There may be a seasonal effect, so you should consider a paired test.
If the 12 paired differences
d = x.19 - d.20 are nearly normal,
then a paired t test should be OK. But of there is a Covid effect after the
first few months of 2020, data may not be normal. In that case,
perhaps data will be far from normal, and you might want to use
a nonparametric Wilcoxon signed rank test on the differences.
If the point is to illustrate a Covid effect maybe compare only
nine months April through December for the two years.
If you know that there were attendance restrictions because of
Covid, so that attendance was greatly reduced, you might not need
any statistical test to confirm the obvious.
If you want a less-speculative answer, perhaps post the data.
Fake data to illustrate:
x.19 = c(521,526,552, 560,548,436, 388,290,383, 490,524,517)
x.20 = c(532,529,650, 334,357,240, 211,205,241, 220,346,309)
d = x.19 - x.20
Min. 1st Qu. Median Mean 3rd Qu. Max.
-98.0 63.0 177.5 130.1 199.0 270.0
A boxplot shows marked skewness and a median very far from 0.
A normal probability plot is far from linear.
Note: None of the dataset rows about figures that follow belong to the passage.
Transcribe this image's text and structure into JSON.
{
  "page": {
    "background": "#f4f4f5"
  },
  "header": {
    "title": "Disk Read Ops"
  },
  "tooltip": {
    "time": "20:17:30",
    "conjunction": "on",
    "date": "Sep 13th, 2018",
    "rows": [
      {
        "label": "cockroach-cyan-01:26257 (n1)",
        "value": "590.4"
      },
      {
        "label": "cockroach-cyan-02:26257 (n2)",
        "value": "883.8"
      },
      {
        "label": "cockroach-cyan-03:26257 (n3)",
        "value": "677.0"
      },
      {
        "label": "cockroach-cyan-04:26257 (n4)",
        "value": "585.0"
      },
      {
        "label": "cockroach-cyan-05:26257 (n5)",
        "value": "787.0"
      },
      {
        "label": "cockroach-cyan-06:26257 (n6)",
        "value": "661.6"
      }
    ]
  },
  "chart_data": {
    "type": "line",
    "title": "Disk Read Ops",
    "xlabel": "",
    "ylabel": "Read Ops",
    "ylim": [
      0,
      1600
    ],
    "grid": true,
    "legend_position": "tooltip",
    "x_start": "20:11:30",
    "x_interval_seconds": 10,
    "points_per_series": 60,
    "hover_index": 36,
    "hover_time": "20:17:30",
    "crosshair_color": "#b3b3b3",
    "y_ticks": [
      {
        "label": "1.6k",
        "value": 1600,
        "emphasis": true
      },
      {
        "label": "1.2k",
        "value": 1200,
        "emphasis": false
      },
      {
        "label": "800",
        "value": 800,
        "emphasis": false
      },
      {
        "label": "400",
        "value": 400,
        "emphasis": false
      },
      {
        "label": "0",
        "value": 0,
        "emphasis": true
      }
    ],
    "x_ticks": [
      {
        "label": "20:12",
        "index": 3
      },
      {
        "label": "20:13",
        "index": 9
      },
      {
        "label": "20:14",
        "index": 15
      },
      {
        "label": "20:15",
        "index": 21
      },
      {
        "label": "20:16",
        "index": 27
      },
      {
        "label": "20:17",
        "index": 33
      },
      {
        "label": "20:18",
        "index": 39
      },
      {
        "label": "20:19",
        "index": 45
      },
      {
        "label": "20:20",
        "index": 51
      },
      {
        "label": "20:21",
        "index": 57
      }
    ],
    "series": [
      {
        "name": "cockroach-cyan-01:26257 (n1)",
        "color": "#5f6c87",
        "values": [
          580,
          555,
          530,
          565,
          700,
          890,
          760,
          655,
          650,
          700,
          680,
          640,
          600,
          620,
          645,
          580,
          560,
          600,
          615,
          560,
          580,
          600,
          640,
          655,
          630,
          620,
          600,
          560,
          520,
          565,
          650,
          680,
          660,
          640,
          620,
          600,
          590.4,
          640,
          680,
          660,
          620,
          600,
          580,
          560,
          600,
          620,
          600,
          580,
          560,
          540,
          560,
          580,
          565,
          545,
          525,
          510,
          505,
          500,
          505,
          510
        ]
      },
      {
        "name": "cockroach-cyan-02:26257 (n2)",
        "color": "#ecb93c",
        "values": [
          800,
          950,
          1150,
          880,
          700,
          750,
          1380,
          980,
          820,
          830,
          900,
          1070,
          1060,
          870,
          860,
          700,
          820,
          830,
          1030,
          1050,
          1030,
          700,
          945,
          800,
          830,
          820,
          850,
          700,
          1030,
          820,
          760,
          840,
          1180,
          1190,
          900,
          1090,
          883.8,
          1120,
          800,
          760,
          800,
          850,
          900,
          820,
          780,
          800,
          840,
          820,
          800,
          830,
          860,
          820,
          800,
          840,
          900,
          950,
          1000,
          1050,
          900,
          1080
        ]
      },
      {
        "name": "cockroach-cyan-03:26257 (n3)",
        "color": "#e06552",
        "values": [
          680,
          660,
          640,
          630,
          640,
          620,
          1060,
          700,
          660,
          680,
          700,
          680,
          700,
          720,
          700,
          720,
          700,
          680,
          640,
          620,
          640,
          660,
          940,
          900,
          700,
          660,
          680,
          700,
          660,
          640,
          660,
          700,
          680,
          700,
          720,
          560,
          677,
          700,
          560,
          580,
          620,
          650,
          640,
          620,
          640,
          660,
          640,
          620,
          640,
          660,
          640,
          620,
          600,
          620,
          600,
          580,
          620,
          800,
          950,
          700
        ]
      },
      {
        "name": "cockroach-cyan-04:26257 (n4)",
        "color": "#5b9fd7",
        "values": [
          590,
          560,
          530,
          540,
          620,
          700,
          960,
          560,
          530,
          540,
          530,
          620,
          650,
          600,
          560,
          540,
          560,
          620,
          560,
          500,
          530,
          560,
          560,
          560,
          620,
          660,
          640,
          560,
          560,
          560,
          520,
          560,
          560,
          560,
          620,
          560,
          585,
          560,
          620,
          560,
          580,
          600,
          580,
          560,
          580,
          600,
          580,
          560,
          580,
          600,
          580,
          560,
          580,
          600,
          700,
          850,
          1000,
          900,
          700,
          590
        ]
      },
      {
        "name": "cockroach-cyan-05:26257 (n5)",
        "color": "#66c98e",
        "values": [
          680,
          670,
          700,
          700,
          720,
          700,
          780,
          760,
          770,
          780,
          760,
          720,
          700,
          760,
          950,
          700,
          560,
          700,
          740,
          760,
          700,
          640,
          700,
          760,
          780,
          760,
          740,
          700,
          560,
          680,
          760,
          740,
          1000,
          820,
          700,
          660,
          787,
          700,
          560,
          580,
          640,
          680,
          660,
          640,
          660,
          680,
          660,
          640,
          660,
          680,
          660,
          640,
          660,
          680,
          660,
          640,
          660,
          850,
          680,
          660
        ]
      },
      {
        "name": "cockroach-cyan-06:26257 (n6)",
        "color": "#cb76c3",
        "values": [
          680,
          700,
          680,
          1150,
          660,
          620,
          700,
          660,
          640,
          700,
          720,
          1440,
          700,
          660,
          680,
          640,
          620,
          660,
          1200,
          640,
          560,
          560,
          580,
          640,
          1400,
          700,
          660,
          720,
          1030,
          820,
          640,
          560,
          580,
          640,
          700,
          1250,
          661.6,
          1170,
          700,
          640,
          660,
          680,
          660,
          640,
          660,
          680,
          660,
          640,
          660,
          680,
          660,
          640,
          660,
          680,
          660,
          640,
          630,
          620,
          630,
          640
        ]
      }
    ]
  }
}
With such a small
sample size I would not trust to the P-value of a paired t test
to be accurate.
qqnorm(d); qqline(d, col="green")
One Sample t-test
t = 4.0056, df = 11, p-value = 0.002066
alternative hypothesis: true mean is not equal to 0
95 percent confidence interval:
mean of x
Wilcoxon signed rank test
V = 71, p-value = 0.009277
alternative hypothesis: true location is not equal to 0
There is a clear difference between the two years, which may not
require a test to be obvious. For what it's worth, I would prefer the nonparametric test.